Cancer and its treatment are associated with a variety of uncontrolled stressors. Diagnosis, painful treatment, and economic pressures are just some of psychological pressure that affect a child’s life. Studies have shown that children with chronic diseases experience sustained cognitive deficits. These findings suggest that cognitive problems are not related to a specific treatment, although treatment will exacerbate problems. Children with cancer apply more avoidance behaviors. Avoidance mechanisms, as an emotion regulation mechanism, decrease attention in children with cancer and cause reduced cognitive skills (4). Avoidance leads to the reduced sense of curiosity and searching in the environment and is considered as a base for cognitive problems. Treatment and disease-related factors have also a strong role in the development of cognitive problems. For example, anemia and bleeding risk are consequences of leukemia. Results showed iron deficiency anemia cause cognitive dysfunction in children suffering from diseases such as hemophilia and Malaria (8).
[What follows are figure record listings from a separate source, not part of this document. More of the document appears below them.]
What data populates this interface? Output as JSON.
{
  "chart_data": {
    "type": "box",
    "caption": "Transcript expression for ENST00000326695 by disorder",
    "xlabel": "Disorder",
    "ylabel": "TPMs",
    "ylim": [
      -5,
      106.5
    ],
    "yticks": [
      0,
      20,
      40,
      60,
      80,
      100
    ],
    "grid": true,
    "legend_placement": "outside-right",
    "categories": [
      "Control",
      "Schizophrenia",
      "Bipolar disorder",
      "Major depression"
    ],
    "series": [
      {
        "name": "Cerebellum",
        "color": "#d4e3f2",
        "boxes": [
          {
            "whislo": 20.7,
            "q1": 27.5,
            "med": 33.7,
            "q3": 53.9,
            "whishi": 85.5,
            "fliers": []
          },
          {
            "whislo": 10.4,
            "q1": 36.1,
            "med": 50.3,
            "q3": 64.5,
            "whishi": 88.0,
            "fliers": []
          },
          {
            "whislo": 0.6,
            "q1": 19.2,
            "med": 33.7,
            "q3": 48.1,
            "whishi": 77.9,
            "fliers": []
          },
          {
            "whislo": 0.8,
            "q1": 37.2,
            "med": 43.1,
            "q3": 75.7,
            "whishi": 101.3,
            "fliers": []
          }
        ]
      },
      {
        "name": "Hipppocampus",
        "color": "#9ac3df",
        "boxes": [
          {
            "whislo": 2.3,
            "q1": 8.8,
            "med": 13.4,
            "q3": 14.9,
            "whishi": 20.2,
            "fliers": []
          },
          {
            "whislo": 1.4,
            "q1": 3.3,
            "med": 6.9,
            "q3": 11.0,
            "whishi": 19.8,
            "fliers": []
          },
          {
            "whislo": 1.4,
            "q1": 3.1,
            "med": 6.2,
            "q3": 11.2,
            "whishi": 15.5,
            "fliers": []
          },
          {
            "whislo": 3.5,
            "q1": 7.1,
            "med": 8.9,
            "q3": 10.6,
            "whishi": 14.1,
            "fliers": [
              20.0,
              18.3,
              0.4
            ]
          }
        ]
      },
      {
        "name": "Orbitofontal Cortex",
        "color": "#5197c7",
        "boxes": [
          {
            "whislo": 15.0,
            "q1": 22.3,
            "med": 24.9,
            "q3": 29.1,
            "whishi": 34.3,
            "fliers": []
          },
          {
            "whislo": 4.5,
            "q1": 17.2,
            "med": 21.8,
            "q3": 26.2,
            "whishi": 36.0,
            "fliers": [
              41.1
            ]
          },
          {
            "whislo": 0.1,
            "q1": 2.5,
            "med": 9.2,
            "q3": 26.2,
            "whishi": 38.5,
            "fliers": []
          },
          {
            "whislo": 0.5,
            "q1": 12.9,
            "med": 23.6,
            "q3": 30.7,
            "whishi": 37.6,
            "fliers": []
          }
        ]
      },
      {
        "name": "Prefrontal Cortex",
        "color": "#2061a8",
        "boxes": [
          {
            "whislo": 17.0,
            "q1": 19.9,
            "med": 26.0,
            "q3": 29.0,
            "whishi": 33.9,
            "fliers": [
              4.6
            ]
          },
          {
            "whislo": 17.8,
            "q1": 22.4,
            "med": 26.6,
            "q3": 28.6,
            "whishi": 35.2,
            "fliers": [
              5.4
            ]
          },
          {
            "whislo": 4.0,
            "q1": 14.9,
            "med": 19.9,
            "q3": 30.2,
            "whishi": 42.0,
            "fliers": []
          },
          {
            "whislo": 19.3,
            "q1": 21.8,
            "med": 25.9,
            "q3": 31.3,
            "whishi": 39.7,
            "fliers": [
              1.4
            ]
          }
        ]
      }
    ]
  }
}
Pain resulting from invasive therapies can reduce IQ in children. Despite the above factors, Air and colleagues (4) have emphasized that chemotherapy increased the behavioral problems incidence and this consequence persists for many years afterwards. Briefly, children with cancer are involved with cognitive problems due to various reasons. Early diagnosis and intervention can prevent these problems.
Future studies should focus on biochemical and social factors related to cognitive impairments. Also, it seems that executive function is more vulnerable and interventions priority should be designing prevention and rehabilitation of this brain function.